This is a pretty interesting post, mydogsarelazy.
Thoughs from one who was transplanted in San Diego 13 years ago:
I’m nearly 40, married, kids. The single friends/married friends thing is pretty rough. I don’t think the groups are very compatible, in general, especially when the married friends have kids.
Strange thing is – I have recently discovered a social group of single guys that I do things with regularly now. I have two lives – stuff with the family and stuff with the guys. It is definitely two different circles, though. Both work well, and the family definitely comes first. You just have to find that single guy circle, I think.
Right now, with your medical problems and divorce, your friends most likely just don’t know if you want them to get in touch. They wonder about you, for sure, but don’t know if getting in touch will be appreciated or appropriate.
Divorced people can be, depressed, confused, angry, annoying, hard to deal with. Add in medical problems and they might be concerned that if they get in touch, they either won’t like what they find, they won’t know how to deal with you, or most likely they will be intruding somehow where they don’t belong.

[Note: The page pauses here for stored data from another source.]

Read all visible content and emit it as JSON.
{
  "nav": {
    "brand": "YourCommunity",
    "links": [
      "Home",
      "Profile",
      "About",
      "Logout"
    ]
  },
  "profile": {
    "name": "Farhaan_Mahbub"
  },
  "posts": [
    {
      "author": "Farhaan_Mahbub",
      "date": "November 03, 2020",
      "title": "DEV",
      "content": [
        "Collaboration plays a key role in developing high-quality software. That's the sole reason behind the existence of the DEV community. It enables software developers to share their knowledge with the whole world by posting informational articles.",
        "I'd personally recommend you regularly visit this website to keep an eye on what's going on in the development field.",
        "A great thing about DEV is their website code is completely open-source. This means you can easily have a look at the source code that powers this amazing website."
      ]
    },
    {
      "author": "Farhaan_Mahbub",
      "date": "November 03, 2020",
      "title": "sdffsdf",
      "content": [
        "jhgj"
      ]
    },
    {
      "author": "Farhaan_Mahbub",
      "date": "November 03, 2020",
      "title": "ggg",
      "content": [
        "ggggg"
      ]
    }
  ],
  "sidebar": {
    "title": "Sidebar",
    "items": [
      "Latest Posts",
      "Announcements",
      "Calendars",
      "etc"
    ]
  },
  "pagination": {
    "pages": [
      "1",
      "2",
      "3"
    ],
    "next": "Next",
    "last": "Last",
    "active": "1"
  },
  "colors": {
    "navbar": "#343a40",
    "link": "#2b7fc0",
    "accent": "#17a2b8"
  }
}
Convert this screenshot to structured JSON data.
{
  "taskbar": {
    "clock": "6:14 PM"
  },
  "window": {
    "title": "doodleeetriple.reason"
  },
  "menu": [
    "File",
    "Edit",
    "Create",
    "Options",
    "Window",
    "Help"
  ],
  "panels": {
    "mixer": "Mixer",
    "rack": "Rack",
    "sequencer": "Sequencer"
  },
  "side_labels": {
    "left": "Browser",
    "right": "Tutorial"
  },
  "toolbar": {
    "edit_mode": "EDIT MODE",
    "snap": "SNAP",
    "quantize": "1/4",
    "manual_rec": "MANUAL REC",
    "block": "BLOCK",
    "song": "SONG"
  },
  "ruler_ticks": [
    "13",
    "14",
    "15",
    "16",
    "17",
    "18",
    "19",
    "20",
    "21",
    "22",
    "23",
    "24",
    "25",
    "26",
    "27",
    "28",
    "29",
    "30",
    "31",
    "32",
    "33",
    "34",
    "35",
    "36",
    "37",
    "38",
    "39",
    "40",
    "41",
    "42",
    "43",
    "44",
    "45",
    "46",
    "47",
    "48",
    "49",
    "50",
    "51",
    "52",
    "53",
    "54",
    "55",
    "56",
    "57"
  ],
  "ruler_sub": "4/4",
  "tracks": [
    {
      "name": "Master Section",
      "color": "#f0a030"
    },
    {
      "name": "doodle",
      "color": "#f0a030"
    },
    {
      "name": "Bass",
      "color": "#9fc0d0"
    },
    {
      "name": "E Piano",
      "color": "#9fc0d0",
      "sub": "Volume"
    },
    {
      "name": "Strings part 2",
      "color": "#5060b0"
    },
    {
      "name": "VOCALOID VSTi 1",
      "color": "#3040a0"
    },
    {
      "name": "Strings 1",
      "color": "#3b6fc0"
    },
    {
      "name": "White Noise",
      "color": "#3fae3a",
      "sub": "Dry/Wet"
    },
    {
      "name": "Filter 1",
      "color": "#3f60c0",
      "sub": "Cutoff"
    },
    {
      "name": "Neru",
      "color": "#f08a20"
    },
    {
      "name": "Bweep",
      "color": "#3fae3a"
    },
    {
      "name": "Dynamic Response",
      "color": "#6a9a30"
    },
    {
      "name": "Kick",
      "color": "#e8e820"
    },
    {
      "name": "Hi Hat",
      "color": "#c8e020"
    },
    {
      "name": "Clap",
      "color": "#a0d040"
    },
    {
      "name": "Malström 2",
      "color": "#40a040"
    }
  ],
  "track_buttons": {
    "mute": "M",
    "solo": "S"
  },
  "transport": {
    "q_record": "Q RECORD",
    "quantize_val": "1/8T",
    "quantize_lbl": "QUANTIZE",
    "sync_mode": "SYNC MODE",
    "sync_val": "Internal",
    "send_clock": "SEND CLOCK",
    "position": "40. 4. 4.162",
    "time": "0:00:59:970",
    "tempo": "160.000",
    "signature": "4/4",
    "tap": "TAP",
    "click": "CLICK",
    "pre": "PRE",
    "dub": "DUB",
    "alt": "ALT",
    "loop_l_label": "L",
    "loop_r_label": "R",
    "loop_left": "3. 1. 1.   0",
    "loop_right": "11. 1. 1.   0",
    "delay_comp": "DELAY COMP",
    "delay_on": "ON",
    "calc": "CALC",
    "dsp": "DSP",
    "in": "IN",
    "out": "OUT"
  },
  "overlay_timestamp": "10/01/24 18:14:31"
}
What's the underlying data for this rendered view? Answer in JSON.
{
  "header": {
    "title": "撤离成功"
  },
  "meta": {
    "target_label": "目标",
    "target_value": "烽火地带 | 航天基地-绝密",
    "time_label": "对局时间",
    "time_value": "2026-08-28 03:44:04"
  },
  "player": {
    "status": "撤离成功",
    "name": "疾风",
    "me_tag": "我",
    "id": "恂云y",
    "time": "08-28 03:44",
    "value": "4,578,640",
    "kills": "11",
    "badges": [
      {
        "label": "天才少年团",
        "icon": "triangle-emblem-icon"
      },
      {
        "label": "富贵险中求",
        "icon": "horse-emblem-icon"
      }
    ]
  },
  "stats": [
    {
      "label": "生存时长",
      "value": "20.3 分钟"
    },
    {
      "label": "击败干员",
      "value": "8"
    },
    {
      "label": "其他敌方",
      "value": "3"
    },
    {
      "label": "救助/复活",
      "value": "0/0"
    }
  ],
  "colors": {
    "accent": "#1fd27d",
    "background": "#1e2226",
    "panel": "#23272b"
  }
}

Definitely up to you to take that step. I hope you do it. You likely won’t reconnect with all your friends, but you will find one or two that are surprised and truly thrilled you are healthy and happy.
RE: FLAKY CALIFORNIANS.
OH, MY GOD! Are there alot of flakes around here. I remember my first few years here. Every friggin week someone would flake on me personally and professionally. Drives me crazy. I can smell flakes a mile away now and until I know someone is solid, I don’t put much faith in the reliability of strangers unless they need me to make a final payment. When you find people who show up when they say they will – don’t lose them.
I don’t think this is related to the fact that people are stretched thin financially. I think flakes are just flakes. They are unsettled, always feel they haven’t found what they are looking for and don’t understand the value of commitment. They are always looking for someting better than the great thing they have right in front of them. I know so many people like this here in SD.
Three thoughts for you:
1) Get in touch with those old friends. Tell them exactly what you told us: You’ve been through hell and are now coming out of it. It’s been a long time and you miss your old friends. If they are good friends, that will all make sense to everyone in about 5 seconds after you meet again.
2) Do stuff that you love with people you don’t know. I like to take classes. Sports or trade classes are great. Learn new things and meet people – soccer, tennis, welding, whatever. Just show up to class and meet people. Or compete in something you were once good at. I mean – jeez, there’s a club for everything now. Or join a team. Don’t wait to join with a friend. Just join by yourself.
3) You don’t have to hang out with married people all the time to be their friends. I have single friends that my wife and I do things with, but only when they have a girlfriend. Sometimes we won’t see them for months, but when they are looking for a double date, we’re in. So, keep those married people in your network, but understand you won’t do much together if you are single.